The thing is, you get to deal with models that don't listen, but can be smarter then most school kids. SO the long run is, its a good hobby for a slow day.


----------



## Photo Lady (Oct 14, 2019)

CherylL said:


> There are no pet photographers in my area and haven't seen any on FB.  There are a few pet photographers I follow on Flickr.  One I think does a lot of compositing.  I see the same lavender flowers in the foreground.


You could be one!!


----------



## smoke665 (Oct 14, 2019)

pocketshaver said:


> well taking animal photos is fun. Money wise hasn't exactly been um impressive on cash influx for me at least. Hobby to pay for supplies doesn't lead to huge profits..
> 
> Anyway, the trick is to take it to the next level. As in, offering the latest tricks of human portrait work, combined with landscape tricks and techniques. That polish woman, she knows the ins and outs of portrait and landscape. Uses them well.
> 
> The thing is, you get to deal with models that don't listen, but can be smarter then most school kids. SO the long run is, its a good hobby for a slow day.

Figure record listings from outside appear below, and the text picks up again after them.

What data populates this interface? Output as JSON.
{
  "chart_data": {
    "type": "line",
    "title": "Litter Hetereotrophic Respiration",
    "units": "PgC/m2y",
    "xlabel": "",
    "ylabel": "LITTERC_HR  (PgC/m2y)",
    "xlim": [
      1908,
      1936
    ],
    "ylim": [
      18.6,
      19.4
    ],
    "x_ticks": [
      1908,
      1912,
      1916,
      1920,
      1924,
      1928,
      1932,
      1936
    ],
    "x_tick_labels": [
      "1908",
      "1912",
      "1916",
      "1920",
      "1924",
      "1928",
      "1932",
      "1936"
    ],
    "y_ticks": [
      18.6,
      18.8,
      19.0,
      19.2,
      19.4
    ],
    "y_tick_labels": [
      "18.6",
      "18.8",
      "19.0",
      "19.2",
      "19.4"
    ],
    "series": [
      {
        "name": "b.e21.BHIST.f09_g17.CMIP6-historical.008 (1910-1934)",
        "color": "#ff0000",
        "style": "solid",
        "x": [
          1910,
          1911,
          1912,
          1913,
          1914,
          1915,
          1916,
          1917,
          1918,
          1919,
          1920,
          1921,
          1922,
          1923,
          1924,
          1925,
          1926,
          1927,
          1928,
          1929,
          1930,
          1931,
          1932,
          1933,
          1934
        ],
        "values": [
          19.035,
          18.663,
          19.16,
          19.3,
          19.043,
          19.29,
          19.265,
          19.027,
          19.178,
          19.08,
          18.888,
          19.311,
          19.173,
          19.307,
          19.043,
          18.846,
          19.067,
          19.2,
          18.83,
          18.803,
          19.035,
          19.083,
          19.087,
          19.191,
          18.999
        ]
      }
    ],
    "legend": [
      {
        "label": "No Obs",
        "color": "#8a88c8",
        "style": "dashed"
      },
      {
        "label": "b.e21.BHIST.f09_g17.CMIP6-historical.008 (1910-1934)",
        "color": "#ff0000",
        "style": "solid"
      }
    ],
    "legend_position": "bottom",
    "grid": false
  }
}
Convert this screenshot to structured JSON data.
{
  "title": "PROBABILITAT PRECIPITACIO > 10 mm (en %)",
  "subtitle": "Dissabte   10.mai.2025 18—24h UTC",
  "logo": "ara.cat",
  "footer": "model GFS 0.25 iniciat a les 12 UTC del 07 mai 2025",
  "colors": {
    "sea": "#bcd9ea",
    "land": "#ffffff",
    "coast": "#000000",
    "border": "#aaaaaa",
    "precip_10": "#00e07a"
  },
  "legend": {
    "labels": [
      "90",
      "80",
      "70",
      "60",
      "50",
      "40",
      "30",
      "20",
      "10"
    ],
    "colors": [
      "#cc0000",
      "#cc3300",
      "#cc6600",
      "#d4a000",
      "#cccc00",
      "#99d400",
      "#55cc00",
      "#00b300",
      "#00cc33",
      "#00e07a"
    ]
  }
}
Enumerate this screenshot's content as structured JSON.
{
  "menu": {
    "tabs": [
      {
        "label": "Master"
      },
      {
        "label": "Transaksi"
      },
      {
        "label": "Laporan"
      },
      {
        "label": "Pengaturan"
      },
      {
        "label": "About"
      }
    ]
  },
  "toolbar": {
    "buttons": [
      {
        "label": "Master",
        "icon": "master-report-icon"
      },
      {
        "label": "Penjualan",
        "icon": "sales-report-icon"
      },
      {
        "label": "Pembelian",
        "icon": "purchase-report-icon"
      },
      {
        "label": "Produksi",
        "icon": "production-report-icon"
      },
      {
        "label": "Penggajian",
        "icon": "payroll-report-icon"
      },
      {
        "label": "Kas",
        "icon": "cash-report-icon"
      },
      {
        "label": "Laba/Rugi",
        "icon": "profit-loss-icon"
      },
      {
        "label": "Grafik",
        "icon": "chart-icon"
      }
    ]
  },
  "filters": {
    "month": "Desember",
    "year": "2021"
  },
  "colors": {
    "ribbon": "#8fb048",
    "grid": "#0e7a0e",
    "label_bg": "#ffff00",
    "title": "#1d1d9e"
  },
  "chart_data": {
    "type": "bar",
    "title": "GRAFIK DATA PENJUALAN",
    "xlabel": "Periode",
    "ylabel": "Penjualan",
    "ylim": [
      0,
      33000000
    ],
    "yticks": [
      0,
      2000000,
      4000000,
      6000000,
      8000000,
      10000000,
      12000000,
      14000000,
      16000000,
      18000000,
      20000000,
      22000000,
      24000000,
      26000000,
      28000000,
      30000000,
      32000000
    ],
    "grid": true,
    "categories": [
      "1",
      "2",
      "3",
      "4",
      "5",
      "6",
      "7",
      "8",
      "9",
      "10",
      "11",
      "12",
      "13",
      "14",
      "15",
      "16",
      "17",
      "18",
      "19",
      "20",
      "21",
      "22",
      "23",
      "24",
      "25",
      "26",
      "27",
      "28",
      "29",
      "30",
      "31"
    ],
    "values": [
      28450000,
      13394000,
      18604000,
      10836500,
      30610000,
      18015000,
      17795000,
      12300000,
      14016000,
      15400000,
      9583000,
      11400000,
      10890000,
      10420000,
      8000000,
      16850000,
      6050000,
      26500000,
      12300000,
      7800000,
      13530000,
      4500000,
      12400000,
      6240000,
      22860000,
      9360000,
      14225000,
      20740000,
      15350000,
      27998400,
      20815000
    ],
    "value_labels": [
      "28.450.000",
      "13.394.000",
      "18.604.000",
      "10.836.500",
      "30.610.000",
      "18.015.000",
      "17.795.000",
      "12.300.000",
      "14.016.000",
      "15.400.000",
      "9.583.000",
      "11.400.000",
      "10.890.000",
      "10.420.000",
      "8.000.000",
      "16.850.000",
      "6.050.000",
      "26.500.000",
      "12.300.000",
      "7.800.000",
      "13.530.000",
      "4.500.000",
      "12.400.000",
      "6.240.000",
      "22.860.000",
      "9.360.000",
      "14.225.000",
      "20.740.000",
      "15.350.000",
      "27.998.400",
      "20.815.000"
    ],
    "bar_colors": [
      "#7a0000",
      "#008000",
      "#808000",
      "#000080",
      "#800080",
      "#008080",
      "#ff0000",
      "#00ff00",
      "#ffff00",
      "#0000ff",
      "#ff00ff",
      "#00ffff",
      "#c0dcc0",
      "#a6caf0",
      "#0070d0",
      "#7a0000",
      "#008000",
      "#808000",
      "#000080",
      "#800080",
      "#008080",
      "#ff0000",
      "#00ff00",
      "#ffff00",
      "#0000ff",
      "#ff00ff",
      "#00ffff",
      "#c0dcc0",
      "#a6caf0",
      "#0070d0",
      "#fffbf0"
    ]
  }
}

Strona główna - Alicja Zmysłowska mentioned earlier is fantastic. More art then photo. For bringing out the funny side of dogs though this guy has it nailed 
Snapshots - Dogs Catching Treats


----------



## pixmedic (Oct 14, 2019)

not a "pet" photographer, but I have done a few pet shots.
i say go for it. lot of people in all areas willing to pay $$$ for pet stuff.




husky portrait flowers by pixmedic, on Flickr




husky portrait flag by pixmedic, on Flickr


----------



## smoke665 (Oct 14, 2019)

pixmedic said:


> but I have done a few pet shots.
> i say go for it. lot of people in all areas willing to pay $$$ for pet stuff.



Yup we do get attached to our furkids, though I'm not sure I want to ruin the fun of a good hobby by making it into work. Nice shots, I've always been fascinated by Husky eyes.

From my Dark Side Series last year. Master Sadie - "When nine hundred years old you reach, look as good you will not"



Dark Side04072018_648-Edit.jpg by William Raber, on Flickr


----------



## Photo Lady (Oct 14, 2019)

smoke665 said:


> pixmedic said:
> 
> 
> > but I have done a few pet shots.
> ...


So beautiful


----------



## paigew (Oct 14, 2019)

I have been hired for pet portrait sessions, though it’s not my specialty, I know of a few that do pets only!


Sent from my iPad using Tapatalk


----------



## Derrel (Oct 14, 2019)

If a person uses the word furbaby, or granddog then that person is ripe for a big-ticket photo session. LOL.


----------



## pocketshaver (Oct 14, 2019)

Derrel said:


> If a person uses the word furbaby, or granddog then that person is ripe for a big-ticket photo session. LOL.


Not a good attitude to have you know..

In some areas they will spend more money on a photo shoot for "mr wiggles" then they are willing to spend on in 10 years on their own childs preventative dental care. But they are going to want to have the last supper painted on their RV when they ask you to power wash it for 3 dollars.


----------